A chemist is asked to make 10 liters of a a35% solution. She has only a 10% solution and a 50% solution to work with. how much of each solution must she mix to ge 10 liters of the 35% solution?
Using a double equation system;Let x be the 10% soln,so y is the 50% soln
Vol.Eqn1: x+y = 10L, then
Volx[conc]Eqn2:0.1x+0.5y= 0.35(10)
Eqn2-(Eqn1x0.5) gives xL
Therefore: 0.1x + 0.5y = 3.5
-0.5x + 0.5y = 5.0
-0.4x =-1.5
x = 1.5/0.4L= 3.75L
Therefore y is 10-3.75=6.25L of 50%soln
To find out how much of each solution she needs to mix, we can set up an equation using the concept of mixtures.
Let's assume she needs to mix x liters of the 10% solution and (10 - x) liters of the 50% solution to get a total of 10 liters of a 35% solution.

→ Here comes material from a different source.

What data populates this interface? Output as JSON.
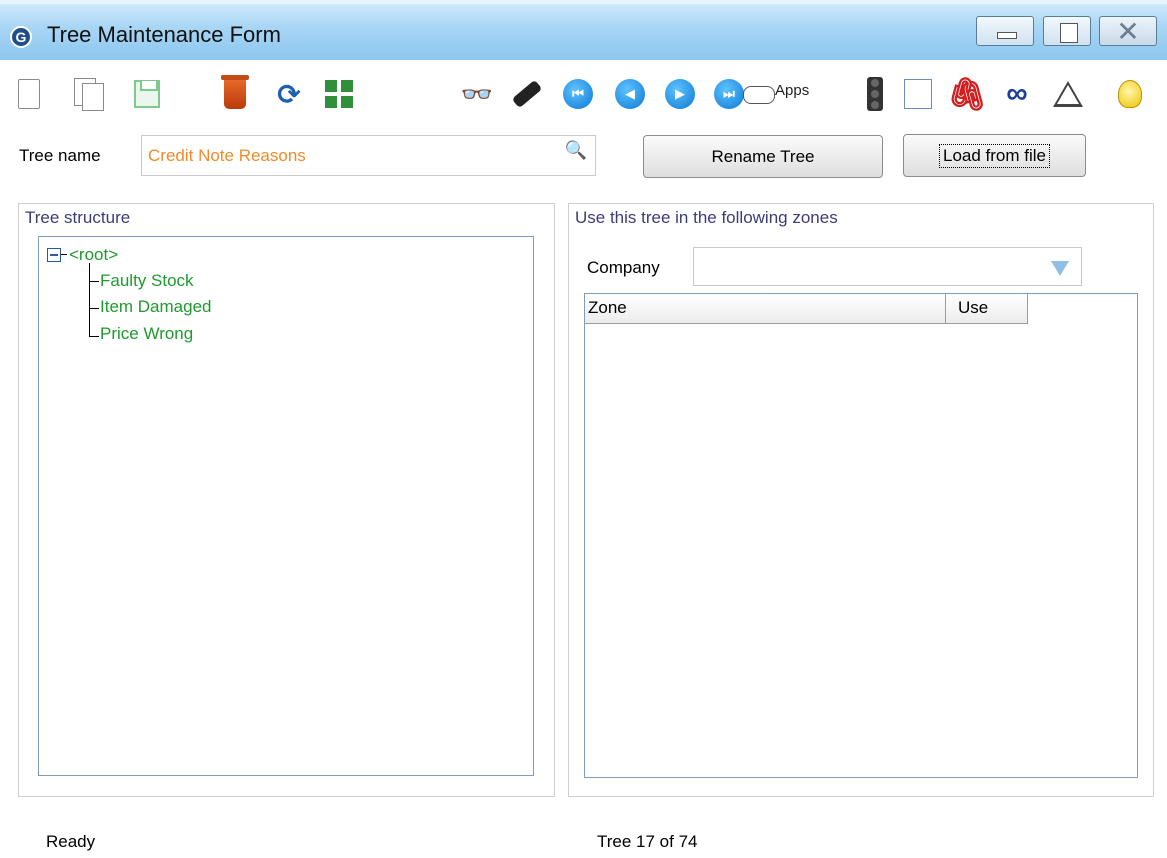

Now, let's calculate the amount of pure substance (in this case, the amount of acid) in each solution that she would use:
Amount of pure substance in the 10% solution = 0.10x
Amount of pure substance in the 50% solution = 0.50(10 - x)
Since we want to make a 35% solution, the total amount of pure substance in the mixture should be equal to 35% of the total volume of the mixture, which is 10 liters:
0.10x + 0.50(10 - x) = 0.35(10)
Now we can solve this equation for x:
0.10x + 5 - 0.50x = 3.5
-0.40x + 5 = 3.5
-0.40x = -1.5
x = -1.5 / -0.40
x = 3.75
Therefore, she needs to mix 3.75 liters of the 10% solution and (10 - 3.75), which is 6.25 liters, of the 50% solution to get 10 liters of the 35% solution.